Ülkemiz içeride ve dışarıda silahını topraklarımıza, gözünü huzurumuza dikmiş hainler ordusuyla mücadelede her gün yeni bir mesafe kat ediyor…

 Çatışma ya da savaşın kaderidir şehitler vermek…

“Toprak uğruna ölen varsa vatandır” anlayışından hareketle içte ve dışta tehlike gördüğü her hedefe kilitlenen aziz ordumuzun kahraman evlatlarının verdiği mücadelede zaman zaman üzücü olaylar da yaşıyor ülkemiz…

Nitekim son şehidimiz Karasu’nun bağrından çıkan bir yiğit evladımız oldu…

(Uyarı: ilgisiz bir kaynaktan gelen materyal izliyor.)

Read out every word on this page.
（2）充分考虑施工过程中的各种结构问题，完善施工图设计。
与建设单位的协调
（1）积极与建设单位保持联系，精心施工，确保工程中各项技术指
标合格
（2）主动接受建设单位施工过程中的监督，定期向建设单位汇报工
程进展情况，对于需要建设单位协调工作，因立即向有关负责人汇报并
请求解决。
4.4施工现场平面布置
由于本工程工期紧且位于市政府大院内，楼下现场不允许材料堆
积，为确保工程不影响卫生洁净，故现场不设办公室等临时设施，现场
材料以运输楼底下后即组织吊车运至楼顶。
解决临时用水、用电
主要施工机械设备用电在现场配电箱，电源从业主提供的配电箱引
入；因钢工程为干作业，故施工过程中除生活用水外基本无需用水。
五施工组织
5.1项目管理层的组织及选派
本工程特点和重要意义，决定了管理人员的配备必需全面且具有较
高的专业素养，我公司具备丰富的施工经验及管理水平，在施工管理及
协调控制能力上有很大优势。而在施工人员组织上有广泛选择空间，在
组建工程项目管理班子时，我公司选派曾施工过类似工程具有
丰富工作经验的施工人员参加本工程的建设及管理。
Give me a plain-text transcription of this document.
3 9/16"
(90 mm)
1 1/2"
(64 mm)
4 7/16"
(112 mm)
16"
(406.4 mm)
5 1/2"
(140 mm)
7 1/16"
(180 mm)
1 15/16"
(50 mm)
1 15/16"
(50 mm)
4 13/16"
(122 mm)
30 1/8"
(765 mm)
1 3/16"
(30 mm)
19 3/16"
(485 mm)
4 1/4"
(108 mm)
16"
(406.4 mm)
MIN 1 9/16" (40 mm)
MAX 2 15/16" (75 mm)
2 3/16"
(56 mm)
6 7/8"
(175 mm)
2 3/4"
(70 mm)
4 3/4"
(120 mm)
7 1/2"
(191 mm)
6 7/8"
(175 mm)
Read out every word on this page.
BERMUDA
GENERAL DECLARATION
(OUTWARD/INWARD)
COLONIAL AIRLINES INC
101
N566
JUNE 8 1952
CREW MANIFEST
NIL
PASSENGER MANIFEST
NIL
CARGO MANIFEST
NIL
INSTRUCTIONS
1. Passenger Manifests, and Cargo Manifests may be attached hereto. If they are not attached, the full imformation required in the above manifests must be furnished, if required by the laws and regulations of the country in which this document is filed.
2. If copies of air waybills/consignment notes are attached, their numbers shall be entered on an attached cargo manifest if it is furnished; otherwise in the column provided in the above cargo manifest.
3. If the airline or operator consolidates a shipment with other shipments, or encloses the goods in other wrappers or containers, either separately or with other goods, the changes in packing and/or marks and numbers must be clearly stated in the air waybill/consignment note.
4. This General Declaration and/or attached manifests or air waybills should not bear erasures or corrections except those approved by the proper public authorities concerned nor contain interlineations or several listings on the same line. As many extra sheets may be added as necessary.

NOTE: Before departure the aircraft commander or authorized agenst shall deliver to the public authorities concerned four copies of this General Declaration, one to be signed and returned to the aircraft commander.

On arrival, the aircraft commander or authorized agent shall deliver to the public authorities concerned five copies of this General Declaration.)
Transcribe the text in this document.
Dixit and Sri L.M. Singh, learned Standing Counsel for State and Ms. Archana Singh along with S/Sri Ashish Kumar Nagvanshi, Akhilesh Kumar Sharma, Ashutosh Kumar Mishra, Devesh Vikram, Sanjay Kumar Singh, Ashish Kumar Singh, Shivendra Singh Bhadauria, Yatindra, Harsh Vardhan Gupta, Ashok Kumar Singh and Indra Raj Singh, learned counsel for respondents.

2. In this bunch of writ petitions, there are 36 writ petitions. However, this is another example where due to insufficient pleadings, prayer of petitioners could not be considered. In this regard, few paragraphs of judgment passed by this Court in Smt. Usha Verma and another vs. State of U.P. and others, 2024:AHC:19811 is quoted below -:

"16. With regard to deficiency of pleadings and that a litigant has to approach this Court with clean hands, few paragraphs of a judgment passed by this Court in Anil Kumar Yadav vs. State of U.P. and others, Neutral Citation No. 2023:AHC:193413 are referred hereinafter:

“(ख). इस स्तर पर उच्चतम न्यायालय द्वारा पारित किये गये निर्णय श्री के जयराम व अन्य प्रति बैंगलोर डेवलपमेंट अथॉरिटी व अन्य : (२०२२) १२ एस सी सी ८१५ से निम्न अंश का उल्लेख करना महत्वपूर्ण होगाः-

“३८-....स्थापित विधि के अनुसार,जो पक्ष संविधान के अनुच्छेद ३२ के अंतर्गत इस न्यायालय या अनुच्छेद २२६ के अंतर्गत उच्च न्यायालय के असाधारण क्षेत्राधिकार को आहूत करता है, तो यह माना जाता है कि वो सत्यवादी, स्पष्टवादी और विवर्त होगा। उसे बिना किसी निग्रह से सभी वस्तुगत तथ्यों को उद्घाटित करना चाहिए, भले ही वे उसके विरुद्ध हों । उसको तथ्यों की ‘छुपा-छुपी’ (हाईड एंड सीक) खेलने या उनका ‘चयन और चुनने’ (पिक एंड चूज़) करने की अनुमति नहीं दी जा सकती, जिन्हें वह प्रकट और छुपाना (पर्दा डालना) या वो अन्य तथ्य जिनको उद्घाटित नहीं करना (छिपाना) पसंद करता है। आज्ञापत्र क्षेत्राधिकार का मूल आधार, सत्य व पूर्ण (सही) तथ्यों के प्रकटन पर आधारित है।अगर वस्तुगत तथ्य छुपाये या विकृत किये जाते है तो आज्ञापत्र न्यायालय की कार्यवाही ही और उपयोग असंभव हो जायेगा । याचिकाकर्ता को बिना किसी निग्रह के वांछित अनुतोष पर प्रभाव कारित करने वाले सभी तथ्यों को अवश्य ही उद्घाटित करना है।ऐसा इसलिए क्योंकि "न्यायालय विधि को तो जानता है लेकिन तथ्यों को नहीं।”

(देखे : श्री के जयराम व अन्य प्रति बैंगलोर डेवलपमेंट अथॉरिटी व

İnanılmaz bir kalabalıkla son yolculuğuna uğurlanan Jandarma Uzman Çavuş Ahmet Baş, hayatının baharında (27) bu topraklar için toprağa düşen ne ilk ne de son şehit olacaktır hiç kuşkusuz…

Ne mutlu böyle evlatlar yetiştiren ana ve babalara…

Ayrılırken ciğerparesinden bağrı yanık anasının dilinden dökülen o çarpıcı sözler destansı bir hava oluşturmuş durumda toplum üzerinde…

“Korkmayacağız, yılmayacağız, onlar korksunlar” diyerek yolcu ettiği şehidine ağlamak yerine selam duran böyle analar olduğu sürece bu ülkenin dize gelmesi mümkün mü!

 Bu özellik bizim milletimize ve bizim analarımıza hastır…

Dün Çanakkale ve Sakarya’da, bugün Güneydoğu’da ya da Afrin’de vatanın selameti uğruna toprağa düşmüş canlar ardından dökülen gözyaşları ve dillerden düşmeyen “Şehitler ölmez” sloganı sanırım bu güzel ve özel ülkeye has düşman toplulukları korkutan bir gür sadadır…

Şehit düşen askerlerimizin makam ve mevkileri elbette milletin sinesidir…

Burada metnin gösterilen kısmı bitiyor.